第二回里,在和茅十八结伴进京的路上,韦小宝靠着他在说书先生那里得来的知识,讲述明朝开国的历史故事。他的任意添油加醋的讲述本身就构成了演义,因此,韦小宝的历史是演义的演义——已离“原文”差了不知多少,但是茅十八却听得津津有味。他们的一问一答,好像现代人说相声,一个老实认真地捧,一个故作严肃地逗。

在第一回里,顾、黄、吕三人结伴乘船去扬州,路上黄宗羲讲述吴、查的传奇交情;在第二回,韦小宝、茅十八结伴骑马进京,路上韦小宝大摆龙门阵,讲述云南沐王府的祖先沐英如何帮助明太祖打败元兵。这两回互相呼应,在结构上形成了一种对比和平衡。文人与俗子的世界、英雄主义的世界和韦小宝的世界交织在一起,构成了一个丰富、复杂的叙事空间。

韦小宝讲史,亦真亦幻,沐英铜角渡江、攻占云南固然是《明史》所记载的史实,但是至于沐王爷坐在军营挑灯夜看《春秋》、明太祖御赐的金夜壶、梁王跳井等花边新闻,则自然都是说书人韦小宝的捏造——虽然他的捏造全都是对历史故事的“滑稽摹拟”:挑灯看《春秋》是关云长在《三国演义》里面的形象,梁王跳井令人想起南朝陈后主,而沐王爷为了紧急军情而控制生理冲动则不由得令人想起周公握发吐哺结交贤人。

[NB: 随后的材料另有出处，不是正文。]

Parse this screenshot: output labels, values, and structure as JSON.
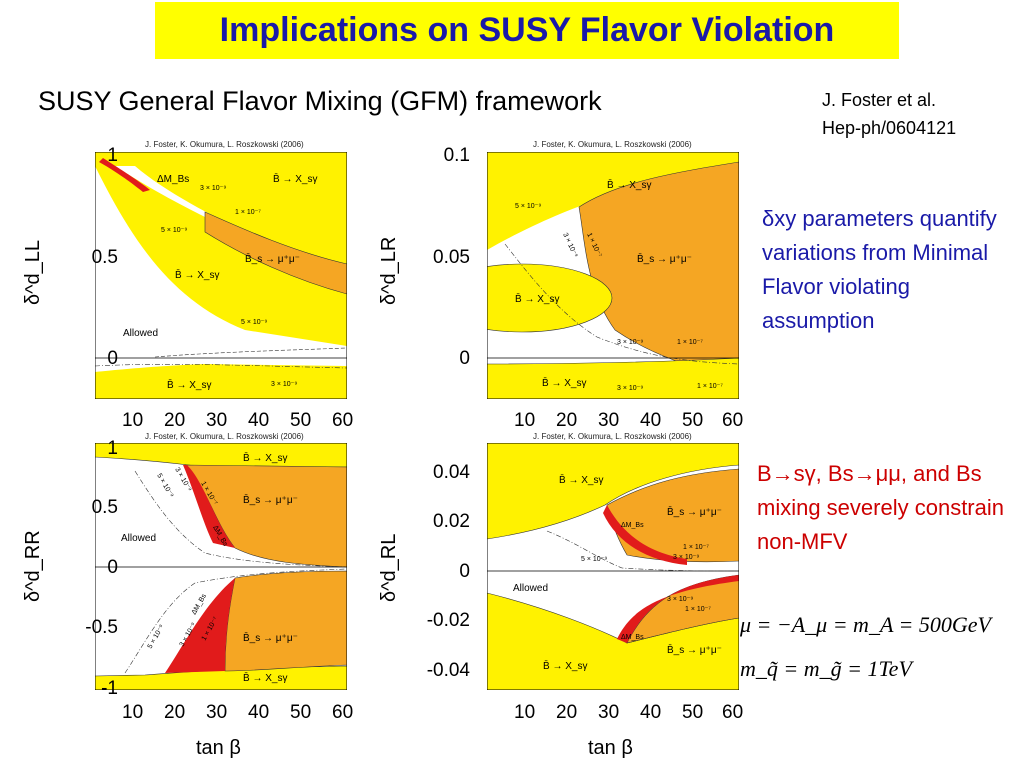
{
  "title": "Implications on SUSY Flavor Violation",
  "subtitle": "SUSY General Flavor Mixing (GFM) framework",
  "reference": {
    "line1": "J. Foster et al.",
    "line2": "Hep-ph/0604121"
  },
  "note_blue": "δxy parameters quantify variations from Minimal Flavor violating assumption",
  "note_red": "B→sγ, Bs→μμ, and Bs mixing severely constrain non-MFV",
  "equation1": "μ = −A_μ = m_A = 500GeV",
  "equation2": "m_q̃ = m_g̃ = 1TeV",
  "plot_citation": "J. Foster, K. Okumura, L. Roszkowski (2006)",
  "x_axis_label": "tan β",
  "x_ticks": [
    "10",
    "20",
    "30",
    "40",
    "50",
    "60"
  ],
  "colors": {
    "title_bg": "#ffff00",
    "title_text": "#1a1aa8",
    "excluded_yellow": "#fff200",
    "excluded_orange": "#f5a623",
    "excluded_red": "#e11b1b",
    "note_red": "#cc0000"
  },
  "plots": [
    {
      "id": "LL",
      "ylabel": "δ^d_LL",
      "y_ticks": [
        "1",
        "0.5",
        "0"
      ],
      "labels": [
        "ΔM_Bs",
        "3 × 10⁻⁹",
        "1 × 10⁻⁷",
        "5 × 10⁻⁹",
        "B̄ → X_sγ",
        "B̄_s → μ⁺μ⁻",
        "B̄ → X_sγ",
        "Allowed",
        "5 × 10⁻⁹",
        "B̄ → X_sγ",
        "3 × 10⁻⁹"
      ]
    },
    {
      "id": "LR",
      "ylabel": "δ^d_LR",
      "y_ticks": [
        "0.1",
        "0.05",
        "0"
      ],
      "labels": [
        "B̄ → X_sγ",
        "5 × 10⁻⁹",
        "3 × 10⁻⁹",
        "1 × 10⁻⁷",
        "B̄_s → μ⁺μ⁻",
        "B̄ → X_sγ",
        "3 × 10⁻⁹",
        "1 × 10⁻⁷",
        "B̄ → X_sγ",
        "3 × 10⁻⁹",
        "1 × 10⁻⁷"
      ]
    },
    {
      "id": "RR",
      "ylabel": "δ^d_RR",
      "y_ticks": [
        "1",
        "0.5",
        "0",
        "-0.5",
        "-1"
      ],
      "labels": [
        "B̄ → X_sγ",
        "3 × 10⁻⁹",
        "5 × 10⁻⁹",
        "1 × 10⁻⁷",
        "ΔM_Bs",
        "B̄_s → μ⁺μ⁻",
        "Allowed",
        "ΔM_Bs",
        "1 × 10⁻⁷",
        "3 × 10⁻⁹",
        "5 × 10⁻⁹",
        "B̄_s → μ⁺μ⁻",
        "B̄ → X_sγ"
      ]
    },
    {
      "id": "RL",
      "ylabel": "δ^d_RL",
      "y_ticks": [
        "0.04",
        "0.02",
        "0",
        "-0.02",
        "-0.04"
      ],
      "labels": [
        "B̄ → X_sγ",
        "ΔM_Bs",
        "B̄_s → μ⁺μ⁻",
        "1 × 10⁻⁷",
        "3 × 10⁻⁹",
        "5 × 10⁻⁹",
        "Allowed",
        "3 × 10⁻⁹",
        "1 × 10⁻⁷",
        "ΔM_Bs",
        "B̄_s → μ⁺μ⁻",
        "B̄ → X_sγ"
      ]
    }
  ]
}
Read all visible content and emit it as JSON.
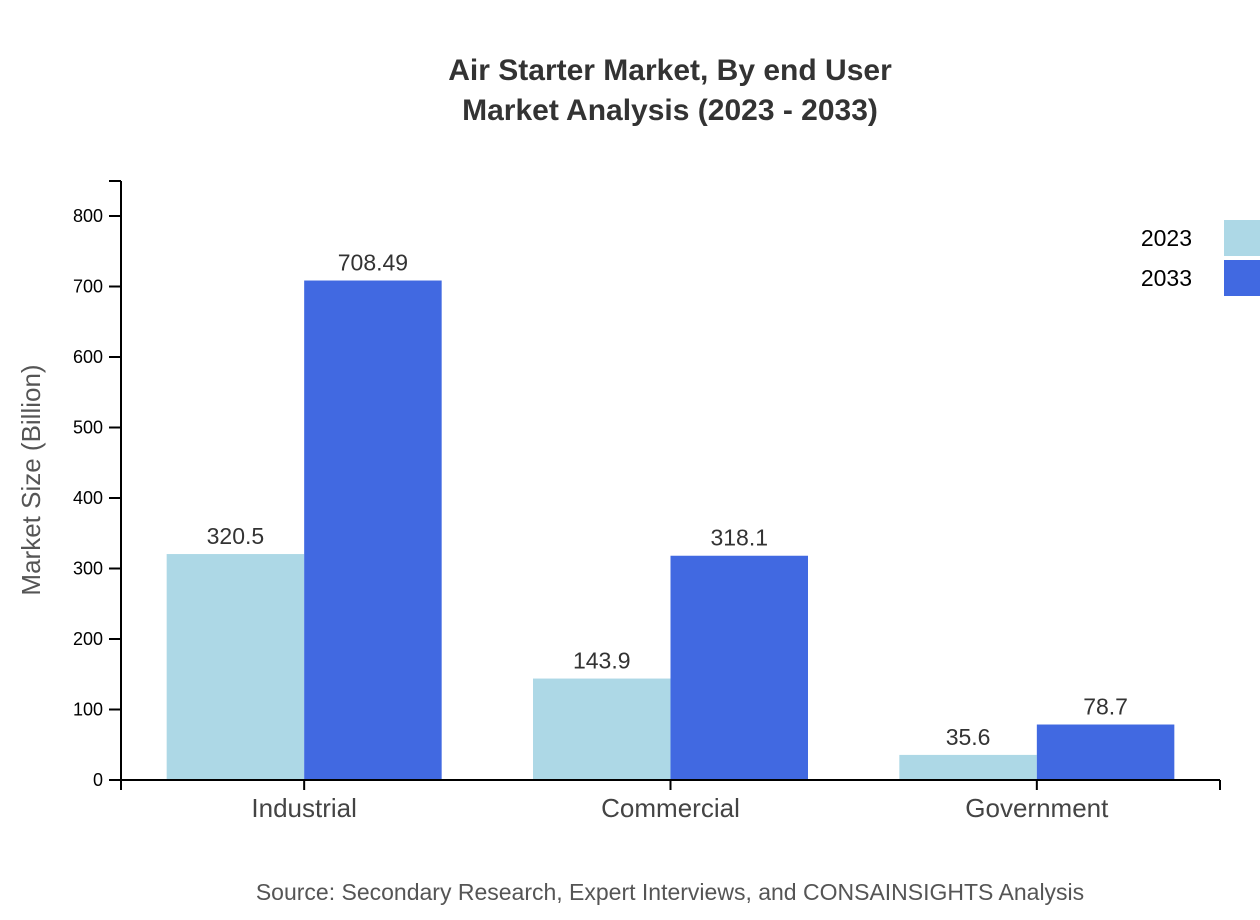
{
  "chart_data": {
    "type": "bar",
    "title": "Air Starter Market, By end User",
    "subtitle": "Market Analysis (2023 - 2033)",
    "xlabel": "",
    "ylabel": "Market Size (Billion)",
    "ylim": [
      0,
      850
    ],
    "yticks": [
      0,
      100,
      200,
      300,
      400,
      500,
      600,
      700,
      800
    ],
    "categories": [
      "Industrial",
      "Commercial",
      "Government"
    ],
    "series": [
      {
        "name": "2023",
        "color": "#ADD8E6",
        "values": [
          320.5,
          143.9,
          35.6
        ],
        "labels": [
          "320.5",
          "143.9",
          "35.6"
        ]
      },
      {
        "name": "2033",
        "color": "#4169E1",
        "values": [
          708.49,
          318.1,
          78.7
        ],
        "labels": [
          "708.49",
          "318.1",
          "78.7"
        ]
      }
    ],
    "grid": false,
    "legend": "top-right",
    "source": "Source: Secondary Research, Expert Interviews, and CONSAINSIGHTS Analysis"
  }
}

韦小宝的讲史并非天真和单纯地重复,而是创造,也是借古讽今(比如绕着弯儿把茅十八的名字编进故事)。当他把沐王爷打仗用老鼠和自己在江湖上打架用石灰放在一起相提并论,我们看到了两个世界的并行和交叉:茅十八一定要截然分开这两个世界,韦小宝却说:“我看也差不多。”

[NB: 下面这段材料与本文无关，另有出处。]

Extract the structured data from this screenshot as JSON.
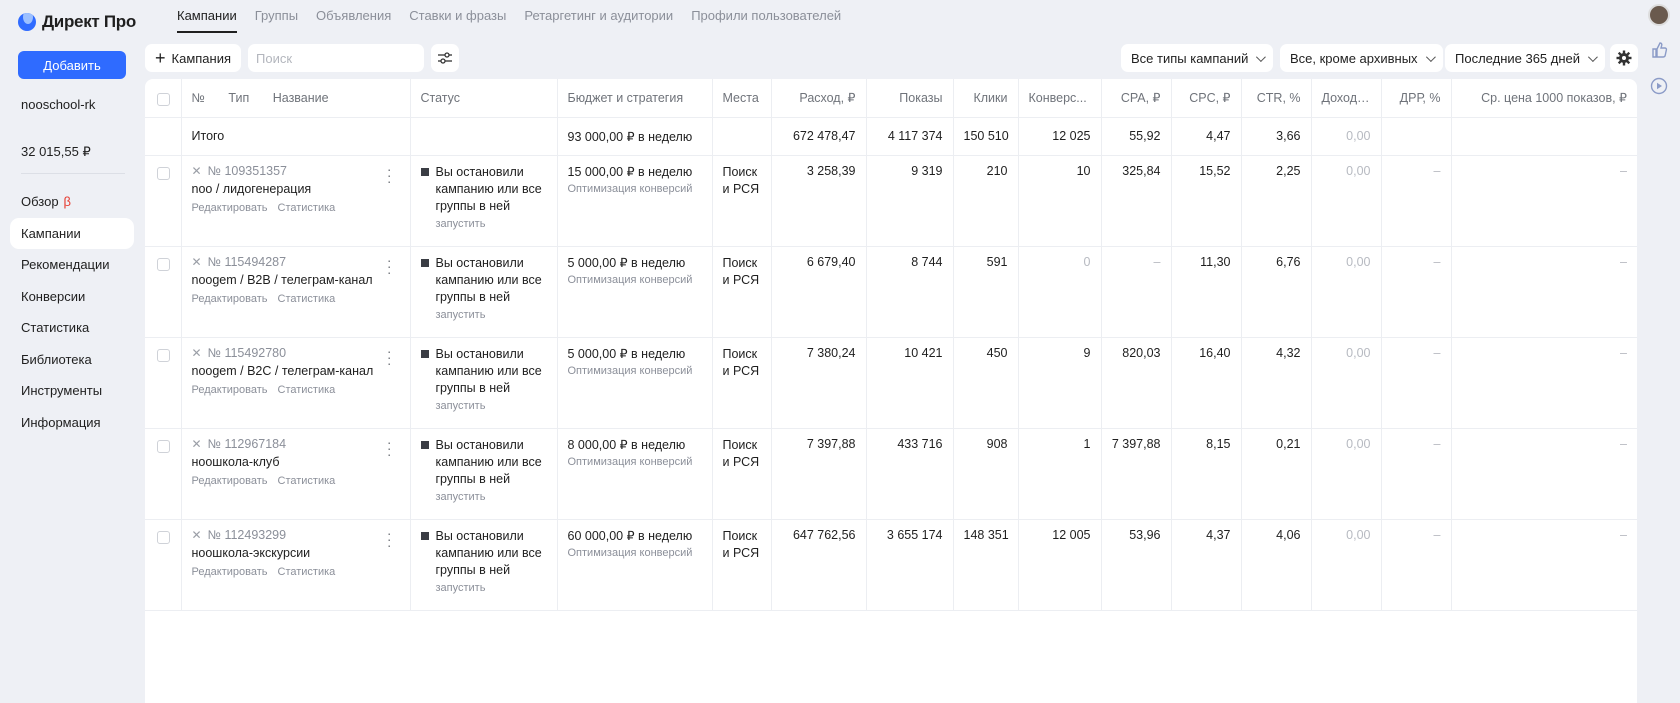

韦小宝讲史是整部《鹿鼎记》的象征,也是历史写作的象征。韦小宝讲史来自对说书先生的摹拟,而小说的叙述者告诉我们:其时明亡未久,人心思旧……茶坊中说书先生讲述各朝故事,听客最爱听的便是这部敷演明朝开国、驱除鞑子的《英烈传》。明太祖开国,最艰巨之役是和陈友谅鄱阳湖大战,但听客听来兴致最高的,却是如何将蒙古兵赶出塞外……大家耳中所听,是明太祖打蒙古兵,心中所想,打的却变成了清兵。汉人大胜而敌人大败,自然志得意满。是以明朝开国诸功臣中,尤以徐达、常遇春、沐英三人最为听众所崇拜。

换句话说,对历史的兴趣往往掩藏了对现实的兴趣,在纷纭的历史事件当中选择什么作为聚焦点、从什么角度去摹写,曲折地反映了当代的精神。